Mentre si festeggia il novantesimo compleanno, è già tempo di una sfida ulteriore, ricorda il presidente Benigno: “ossia la realizzazione del nuovo Piano Industriale 2020-2023 al cui interno vi è un preciso richiamo alla Sostenibilità Ambientale, approntato in sintonia con i traguardi dell'Agenda 2030 delle Nazioni Unite e del Green Deal europeo.
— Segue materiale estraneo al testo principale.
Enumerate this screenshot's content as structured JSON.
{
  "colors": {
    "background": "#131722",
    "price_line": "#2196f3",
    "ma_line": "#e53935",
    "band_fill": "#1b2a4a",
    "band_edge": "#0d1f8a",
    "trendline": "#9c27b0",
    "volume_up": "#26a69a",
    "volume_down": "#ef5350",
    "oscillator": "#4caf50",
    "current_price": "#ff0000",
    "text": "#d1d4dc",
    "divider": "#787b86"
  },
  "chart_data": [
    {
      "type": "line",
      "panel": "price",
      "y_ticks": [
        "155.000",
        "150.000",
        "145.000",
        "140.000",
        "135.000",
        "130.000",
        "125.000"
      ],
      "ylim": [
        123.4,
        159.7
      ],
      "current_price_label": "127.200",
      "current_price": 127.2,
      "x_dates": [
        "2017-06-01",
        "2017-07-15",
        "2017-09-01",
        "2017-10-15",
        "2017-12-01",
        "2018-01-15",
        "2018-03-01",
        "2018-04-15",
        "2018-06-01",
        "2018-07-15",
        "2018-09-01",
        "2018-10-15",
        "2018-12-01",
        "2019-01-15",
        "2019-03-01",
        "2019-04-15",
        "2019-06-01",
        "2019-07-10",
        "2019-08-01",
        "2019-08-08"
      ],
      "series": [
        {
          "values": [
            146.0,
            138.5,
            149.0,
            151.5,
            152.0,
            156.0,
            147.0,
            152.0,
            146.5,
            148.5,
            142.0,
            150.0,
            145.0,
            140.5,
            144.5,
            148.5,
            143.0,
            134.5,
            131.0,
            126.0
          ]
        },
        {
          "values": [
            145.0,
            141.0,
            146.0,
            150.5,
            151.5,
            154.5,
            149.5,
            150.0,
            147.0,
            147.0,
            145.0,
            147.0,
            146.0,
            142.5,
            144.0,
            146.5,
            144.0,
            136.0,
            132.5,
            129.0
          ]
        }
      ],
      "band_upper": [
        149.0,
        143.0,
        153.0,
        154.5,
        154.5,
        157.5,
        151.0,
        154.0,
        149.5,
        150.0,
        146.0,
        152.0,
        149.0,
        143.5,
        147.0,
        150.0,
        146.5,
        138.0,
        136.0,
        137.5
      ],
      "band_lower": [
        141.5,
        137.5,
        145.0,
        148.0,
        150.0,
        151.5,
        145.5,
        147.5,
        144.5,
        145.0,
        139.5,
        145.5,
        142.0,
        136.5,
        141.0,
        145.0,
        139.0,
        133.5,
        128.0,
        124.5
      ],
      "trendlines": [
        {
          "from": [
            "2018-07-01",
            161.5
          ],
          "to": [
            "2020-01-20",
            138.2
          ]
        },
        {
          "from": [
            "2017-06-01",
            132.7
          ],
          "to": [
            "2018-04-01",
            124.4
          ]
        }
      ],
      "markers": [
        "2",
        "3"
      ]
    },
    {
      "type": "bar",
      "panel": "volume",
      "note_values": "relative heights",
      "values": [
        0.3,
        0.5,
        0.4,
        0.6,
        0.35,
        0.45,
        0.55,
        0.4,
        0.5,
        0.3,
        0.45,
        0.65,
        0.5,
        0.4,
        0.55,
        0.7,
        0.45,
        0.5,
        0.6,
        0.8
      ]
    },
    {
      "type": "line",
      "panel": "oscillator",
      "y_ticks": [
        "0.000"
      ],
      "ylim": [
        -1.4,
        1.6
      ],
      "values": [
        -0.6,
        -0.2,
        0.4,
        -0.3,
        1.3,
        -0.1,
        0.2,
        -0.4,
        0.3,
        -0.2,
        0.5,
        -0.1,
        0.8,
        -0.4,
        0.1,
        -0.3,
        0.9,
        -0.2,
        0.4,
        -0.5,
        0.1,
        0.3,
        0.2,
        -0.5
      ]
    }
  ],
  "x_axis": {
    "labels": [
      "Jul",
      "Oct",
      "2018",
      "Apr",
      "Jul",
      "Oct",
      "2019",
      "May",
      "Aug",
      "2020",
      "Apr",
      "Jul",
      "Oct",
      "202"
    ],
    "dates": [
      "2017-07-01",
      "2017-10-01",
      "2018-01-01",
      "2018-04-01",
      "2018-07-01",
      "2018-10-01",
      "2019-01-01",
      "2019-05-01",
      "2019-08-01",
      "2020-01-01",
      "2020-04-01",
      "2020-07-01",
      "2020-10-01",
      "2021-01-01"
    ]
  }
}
Economia circolare e inclusiva, transizione energetica, salvaguardia della biodiversità, contrasto al cambiamento climatico sono gli obiettivi che Cafc si prefigge di raggiungere, attraverso la ricerca e la cooperazione anche a livello internazionale, per fare della sostenibilità il proprio motore identitario. A questo si affiancano progetti di sistema con una spiccata collaborazione con gli altri Gestori come, ad esempio, il Water Safety Plan per garantire acqua pulita, sicura, costantemente monitorata (con più di 62.000 controlli su base annua) e rispettosa dell'ambiente”. La società sta promuovendo anche alleanze strategiche con le eccellenze formative della regione, per formare professionisti, manager e ricercatori sempre più capaci di rendere l’acqua accessibile a tutti, in uno scenario di innovazione, efficienza e sostenibilità. “Guardiamo quindi al futuro che ci attende con positività”, chiosa il presidente “con una grande attenzione all’innovazione tecnologia, alla digitalizzazione dei processi, alla costante crescita dell’attività di investimento nei territori, alla comunicazione con gli stakeholder, perché il tempo scorre ma Cafc. guarda sempre al futuro, ieri come oggi”.